This week, as I was working on Sunday’s message, “Our Rest” based on Hebrews 4:1-13, my mind wandered back to 1975 and a living room in Bethesda, Maryland. It was the home of a good friend named John whose parents had invited several of us to dinner with a professor of church history from Gordon Conwell Theological Seminary. Now at that time none of us around the table had any plans of going to seminary. In fact, none of us knew that the professor would be there. All any of us knew was that we wanted to hang with John, and the rite of passage was coming to a Sunday evening dinner with his parents.
Until this week I hadn’t thought about that dinner in years, but it’s one I’ll never forget. It isn’t the food that makes that night memorable. It isn’t the hospitality. It isn’t what Dr. Lovelace had to say. What makes it one of those memorable moments is what I saw Dr. Lovelace doing prior to the meal. As we sat around the living room talking, Dr. Lovelace was in the same room relaxing. He was reading The Washington Post and playing the piano at the same time! I’ve never seen anyone do that before or since. With The Washington Post editorial page spread out in front of him on the baby grand piano, he played Bach, Beethoven and the works of other classical composers. Have you ever seen anyone read the paper and play the piano at the same time? It seems inconceivable that someone could relax in that way.
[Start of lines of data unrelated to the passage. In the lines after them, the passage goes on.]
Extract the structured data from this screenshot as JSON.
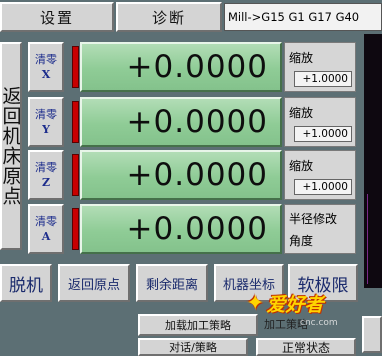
{
  "tabs": {
    "settings": "设置",
    "diagnose": "诊断"
  },
  "gcode_status": "Mill->G15  G1 G17 G40",
  "home_button": "返回机床原点",
  "axes": [
    {
      "clear_label": "清零",
      "axis": "X",
      "value": "+0.0000",
      "scale_label": "缩放",
      "scale_value": "+1.0000"
    },
    {
      "clear_label": "清零",
      "axis": "Y",
      "value": "+0.0000",
      "scale_label": "缩放",
      "scale_value": "+1.0000"
    },
    {
      "clear_label": "清零",
      "axis": "Z",
      "value": "+0.0000",
      "scale_label": "缩放",
      "scale_value": "+1.0000"
    },
    {
      "clear_label": "清零",
      "axis": "A",
      "value": "+0.0000",
      "radius_line1": "半径修改",
      "radius_line2": "角度"
    }
  ],
  "buttons": {
    "offline": "脱机",
    "go_home": "返回原点",
    "dist_to_go": "剩余距离",
    "machine_coords": "机器坐标",
    "soft_limits": "软极限"
  },
  "bottom": {
    "load_strategy": "加载加工策略",
    "dialog_strategy": "对话/策略",
    "status_partial": "正常状态",
    "overlay_text": "加工策略"
  },
  "watermark": {
    "logo": "爱好者",
    "site": "cnc.com"
  },
  "colors": {
    "dro_green": "#8fcc96",
    "axis_red": "#c80000",
    "button_blue_text": "#1d2d8c"
  }
}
A few years after that meal he authored a book that has been a “go-to” for Christian leaders for the last forty years. It’s titled, The Dynamics of Spiritual Life: An Evangelical Theology of Renewal. In it, Lovelace makes a statement that completely relates to what we are going to be studying this week. He says, “If we start each day with our personal security not resting on the accepting love of God and the sacrifice of Christ, but on our present achievements, such arguments will not quiet the human conscience and so we are inevitably moved to either discouragement and apathy or to a self-righteousness or some form of idolatry that tries to falsify the record to achieve some sense of peace. But the faith that is able to warm itself at the fire of God’s love and what Jesus has done for us instead of having to steal love from all these other sources will find the very root of it.”
We’re in our third week of this series “Full Disclosure – Hebrews”. Remember the audience. They are Jewish believers. Many of whom are former Jewish priests who are asking the question all of us ask in the midst of our pain: “If God loves me so much, why is my life so hard?” And the answer is to fix our eyes on Jesus. You know what happens when you do that? You begin to see Jesus in all His beauty. You begin to see some of the amazing facets of His beauty and how each one of them corresponds to our deepest needs. And this week we will see Him as “Our Rest”.
A few weeks ago Chris Ansell preached on Sabbath rest. But this week we go in a different direction. We go where the preacher takes us in Hebrews 4:1-13 to find Jesus as our deepest Rest.
In preparation for Sunday’s message you may wish to consider the following:
- How formative is Psalm 95 to the preacher and his message?
- How is the Lord’s warning in Deuteronomy 8 heeded by the 4th Commandment?
- How is our quest for significance and worth altered by rest?
- In these thirteen verses the preacher speaks of several kinds of rest. Can you identify them?
- On what grounds did God rest on the seventh day? In other words, why did He rest?
- Do you agree with this statement? “Our deep sense of restlessness comes from our insatiable desire to prove ourselves.” Why or why not?
- How do you think verses 12 & 13 fit with all the preacher is saying about rest?
- Where is the rest in verse 13?
- The preacher is clearly harkening back to Genesis 3 in verse 13. Why? What can we learn about rest from Adam and Eve and their hiding?
- The word “exposed” means “to be laid open.” Here the preacher is pointing directly to Jesus. How? How is Jesus our deepest Rest?